Cyclonona-3,5,7-trienylidene appears as boat-shaped transition state for having a negative force constant, while its singlet state exhibits less stability than the corresponding triplet state. Succeeding the quest for the largest unsaturated stable carbene-like species, theoretical investigations coupled with suitable isodesmic reactions are used to examine the effects of α,αʹ-tetrahalo groups on the thermodynamic along with kinetic viabilities of nine-membered cyclic silylenes. All the singlet and triplet silylenes appear as boat-shaped minima for having positive force constants on their potential energy surfaces and singlet states emerge as ground state, exhibiting more stability than their corresponding triplet states. The order of stability estimated by singlet (S)–triplet (T) energy separation (ΔES–T = ET − ES) emerges as α,αʹ-tetrahydrocarbene < α,αʹ-tetrahydrosilylene < α,αʹ-tetrafluorosilylene < α,αʹ-tetraiodosilylene < α,αʹ-tetrachlorosilylene < α,αʹ-tetrabromosilylene.

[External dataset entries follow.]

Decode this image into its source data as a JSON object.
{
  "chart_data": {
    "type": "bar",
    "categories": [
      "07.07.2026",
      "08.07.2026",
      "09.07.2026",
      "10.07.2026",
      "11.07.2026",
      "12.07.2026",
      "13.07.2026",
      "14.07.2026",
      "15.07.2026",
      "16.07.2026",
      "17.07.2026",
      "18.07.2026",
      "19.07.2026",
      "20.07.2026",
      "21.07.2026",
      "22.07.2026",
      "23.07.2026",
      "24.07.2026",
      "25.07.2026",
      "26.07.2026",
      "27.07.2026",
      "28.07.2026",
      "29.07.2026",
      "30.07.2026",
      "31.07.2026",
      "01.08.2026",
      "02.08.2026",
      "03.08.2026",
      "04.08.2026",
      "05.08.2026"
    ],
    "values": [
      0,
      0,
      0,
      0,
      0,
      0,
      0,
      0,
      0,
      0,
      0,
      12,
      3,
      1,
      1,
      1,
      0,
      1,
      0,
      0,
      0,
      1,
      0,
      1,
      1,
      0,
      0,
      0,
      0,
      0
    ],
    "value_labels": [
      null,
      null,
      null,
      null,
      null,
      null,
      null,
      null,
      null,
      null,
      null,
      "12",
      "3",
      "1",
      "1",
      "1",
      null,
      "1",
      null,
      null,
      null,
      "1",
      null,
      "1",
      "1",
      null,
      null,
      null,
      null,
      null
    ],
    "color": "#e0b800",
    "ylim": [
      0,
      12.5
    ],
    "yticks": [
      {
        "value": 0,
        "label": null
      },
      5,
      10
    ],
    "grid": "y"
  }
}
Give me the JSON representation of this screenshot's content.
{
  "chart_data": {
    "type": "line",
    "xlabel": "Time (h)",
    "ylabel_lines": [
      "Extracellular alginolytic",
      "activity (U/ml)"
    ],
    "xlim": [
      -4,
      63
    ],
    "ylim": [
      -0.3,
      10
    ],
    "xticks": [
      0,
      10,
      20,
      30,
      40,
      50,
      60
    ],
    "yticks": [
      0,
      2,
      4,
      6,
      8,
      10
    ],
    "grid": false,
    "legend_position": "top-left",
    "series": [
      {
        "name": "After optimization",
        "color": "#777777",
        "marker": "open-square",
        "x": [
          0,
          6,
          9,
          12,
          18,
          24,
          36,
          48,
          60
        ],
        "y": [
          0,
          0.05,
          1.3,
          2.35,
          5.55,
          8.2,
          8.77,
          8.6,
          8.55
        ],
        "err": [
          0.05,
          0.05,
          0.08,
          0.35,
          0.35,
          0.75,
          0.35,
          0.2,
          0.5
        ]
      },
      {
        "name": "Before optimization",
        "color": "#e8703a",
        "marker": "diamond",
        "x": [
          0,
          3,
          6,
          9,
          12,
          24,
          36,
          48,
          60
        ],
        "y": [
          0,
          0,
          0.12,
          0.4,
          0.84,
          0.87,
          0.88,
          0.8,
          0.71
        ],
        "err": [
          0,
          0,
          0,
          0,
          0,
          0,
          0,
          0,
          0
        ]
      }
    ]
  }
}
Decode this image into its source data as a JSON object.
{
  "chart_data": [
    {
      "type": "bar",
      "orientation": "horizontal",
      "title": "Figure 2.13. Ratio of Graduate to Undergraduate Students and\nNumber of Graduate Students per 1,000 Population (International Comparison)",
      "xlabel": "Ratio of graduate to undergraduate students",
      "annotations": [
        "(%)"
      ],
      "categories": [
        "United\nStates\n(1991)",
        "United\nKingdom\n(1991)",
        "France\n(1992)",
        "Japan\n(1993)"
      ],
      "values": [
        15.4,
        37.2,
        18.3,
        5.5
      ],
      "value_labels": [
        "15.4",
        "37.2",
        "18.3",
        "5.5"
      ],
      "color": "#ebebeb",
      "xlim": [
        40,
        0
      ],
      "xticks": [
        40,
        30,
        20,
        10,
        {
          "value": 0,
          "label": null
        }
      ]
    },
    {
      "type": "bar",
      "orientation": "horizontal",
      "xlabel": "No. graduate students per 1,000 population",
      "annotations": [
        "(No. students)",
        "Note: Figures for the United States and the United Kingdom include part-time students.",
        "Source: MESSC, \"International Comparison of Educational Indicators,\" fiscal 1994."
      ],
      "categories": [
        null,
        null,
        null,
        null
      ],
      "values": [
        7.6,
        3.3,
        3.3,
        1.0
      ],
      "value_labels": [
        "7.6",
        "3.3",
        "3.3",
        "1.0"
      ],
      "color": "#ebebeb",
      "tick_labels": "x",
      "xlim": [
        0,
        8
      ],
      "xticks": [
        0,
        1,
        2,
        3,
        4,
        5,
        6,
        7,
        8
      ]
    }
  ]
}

This research specifies band gap (ΔEHOMO–LUMO) of scrutinized silylenes with this order. Hence, singlet 2,2,9,9-tetrabromosilacyclonona-3,5,7-trienylidene exists as the most stable species. From both thermodynamic and kinetic points of view, this species is more stable than synthesized silylene by Kira. It shows the highest heat of dehydrogenation through isodesmic reaction. The NBO analysis provides significant evidences for the stability of it through positive hyperconjugation, negative hyperconjugation, as well as mesomeric effects.